Patienteninformation

Zusammenhang zwischen Herzkreislauferkrankungen, Diabetes mellitus und Depression

Etwa 20% aller Patienten mit Herz-Kreislauferkrankungen und/oder Diabetes mellitus leiden gleichzeitig an Depressionen, wobei die psychosomatische Begleiterkrankung oftmals spät diagnostiziert und in vielen Fällen nur unzureichend behandelt wird.
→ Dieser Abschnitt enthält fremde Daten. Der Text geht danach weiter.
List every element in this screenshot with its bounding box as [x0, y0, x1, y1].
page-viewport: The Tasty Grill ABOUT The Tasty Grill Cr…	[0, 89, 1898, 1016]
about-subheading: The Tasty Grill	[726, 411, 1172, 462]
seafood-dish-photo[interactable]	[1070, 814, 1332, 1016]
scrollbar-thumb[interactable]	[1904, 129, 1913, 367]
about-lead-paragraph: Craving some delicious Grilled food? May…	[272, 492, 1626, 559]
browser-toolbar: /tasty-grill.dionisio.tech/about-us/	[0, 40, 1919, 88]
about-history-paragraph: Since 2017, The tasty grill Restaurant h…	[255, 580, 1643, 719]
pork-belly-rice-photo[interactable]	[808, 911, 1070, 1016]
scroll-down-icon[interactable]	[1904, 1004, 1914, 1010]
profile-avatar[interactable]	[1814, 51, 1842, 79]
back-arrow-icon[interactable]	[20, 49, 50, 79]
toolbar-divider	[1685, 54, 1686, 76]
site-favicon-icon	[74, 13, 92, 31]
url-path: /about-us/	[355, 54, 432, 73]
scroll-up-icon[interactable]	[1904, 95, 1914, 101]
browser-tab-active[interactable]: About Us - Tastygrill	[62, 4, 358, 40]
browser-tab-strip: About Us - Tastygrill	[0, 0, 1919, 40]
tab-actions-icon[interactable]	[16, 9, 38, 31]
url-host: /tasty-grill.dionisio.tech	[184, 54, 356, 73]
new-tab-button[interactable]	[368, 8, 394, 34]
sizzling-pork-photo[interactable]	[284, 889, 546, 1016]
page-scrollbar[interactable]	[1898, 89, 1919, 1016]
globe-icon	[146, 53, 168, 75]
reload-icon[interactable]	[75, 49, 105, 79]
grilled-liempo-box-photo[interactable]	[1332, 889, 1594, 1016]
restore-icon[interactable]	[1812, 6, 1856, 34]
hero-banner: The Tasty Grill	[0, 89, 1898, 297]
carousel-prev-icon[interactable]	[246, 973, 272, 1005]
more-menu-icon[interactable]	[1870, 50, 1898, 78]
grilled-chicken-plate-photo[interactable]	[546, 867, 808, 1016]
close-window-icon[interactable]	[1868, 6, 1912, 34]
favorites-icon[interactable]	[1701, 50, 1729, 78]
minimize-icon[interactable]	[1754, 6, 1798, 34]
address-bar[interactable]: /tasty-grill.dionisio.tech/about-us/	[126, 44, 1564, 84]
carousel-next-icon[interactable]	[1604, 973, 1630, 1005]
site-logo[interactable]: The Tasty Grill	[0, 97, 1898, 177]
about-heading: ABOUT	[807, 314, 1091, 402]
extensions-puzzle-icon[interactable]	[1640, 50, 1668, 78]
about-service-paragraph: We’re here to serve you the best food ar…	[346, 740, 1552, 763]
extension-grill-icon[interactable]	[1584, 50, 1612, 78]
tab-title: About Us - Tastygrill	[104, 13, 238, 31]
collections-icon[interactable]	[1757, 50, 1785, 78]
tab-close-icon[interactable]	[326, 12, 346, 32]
In den letzten Jahren hat es einen enormen Zugewinn an Erkenntnissen über den wahrscheinlich multikausalen Zusammenhang zwischen diesen Erkrankungen gegeben (Tab. 1 und 2).

Tabelle 1
Argumente für einen kausalen Zusammenhang zwischen
Depression und koronarer Herzerkrankung

  • Depression ist ein hoher Risikofaktor für kardiovaskuläre Erkrankungen
  • Das Risiko für kardiovaskuläre Komplikationen ist unabhängig vom Schweregrad der Depression. Risiko bei schweren Depressionen, den Major Depression ist größer als bei einzelnen depressiven Symptomen
  • Gesicherter zeitlicher Zusammenhang der Ereignisse Depression und kardiovaskuläre Erkrankung
  • Weitgehend konsistente Befunde epidemiologischer Studien unabhängig von der untersuchten Population
  • Es existieren plausible Thesen über eine pathophysiologische Interaktion der beiden Erkrankungen

Tabelle 2
Hypothesen zur Pathophysiologie der Interaktion zwischen depressiven und kardiovaskulären Erkrankungen

Thesen Wesentliche Befunde
Genetische Assoziation Polymorphismen der das ACE-System und G-Proteine kodierenden Gene (Genotypen ACE I D/DD) und Gβ3 TT); Polymorphismen der Serotonin-Transporter-Gene
Depression konzeptualisiert als „chronische Stresserkrankung“ Erhöhung von CRF, ACTH und Kortisol (u.a.Hyperlipidämie, Insulinresistenz, arterieller Hypertonus); zusätzl. sympatho-adrenale Überaktivität mit Anstieg der Noradrenalinkonzentration im Plasma
Störungen der Hämostase Störungen der Blutgerinnung; erhöhte Thrombozyten-Aggregabilität
Störungen des Fettstoffwechsels Verringerung des HDL-Cholesterins; Erniedrigung von Omega-3-Fettsäuren
Störungen der Funktion des autonomen Nervensystems gesteigerte sympathische und/oder reduzierte kardiovagale Modulation mit der Folge einer erhöhten Herzfrequenz und reduzierter Herzratenvariablität
Verhaltensfaktoren; verändertes Gesundheitsbewusstsein ungesunde Ernährung, Rauchen, Bewegungsmangel, unzureichende Compliance bei Therapie und Rehabilitationsmaßnahmen

In der Konsequenz arbeitet die Klinik für Psychiatrie, Psychotherapie und Psychosomatik eng vernetzt mit den übrigen somatischen Fachabteilungen des Klinikum Herford und mit dem Herz- und Diabeteszentrum Bad Oeynhausen zusammen, um die betroffenen Patienten interdisziplinär optimal zu behandeln.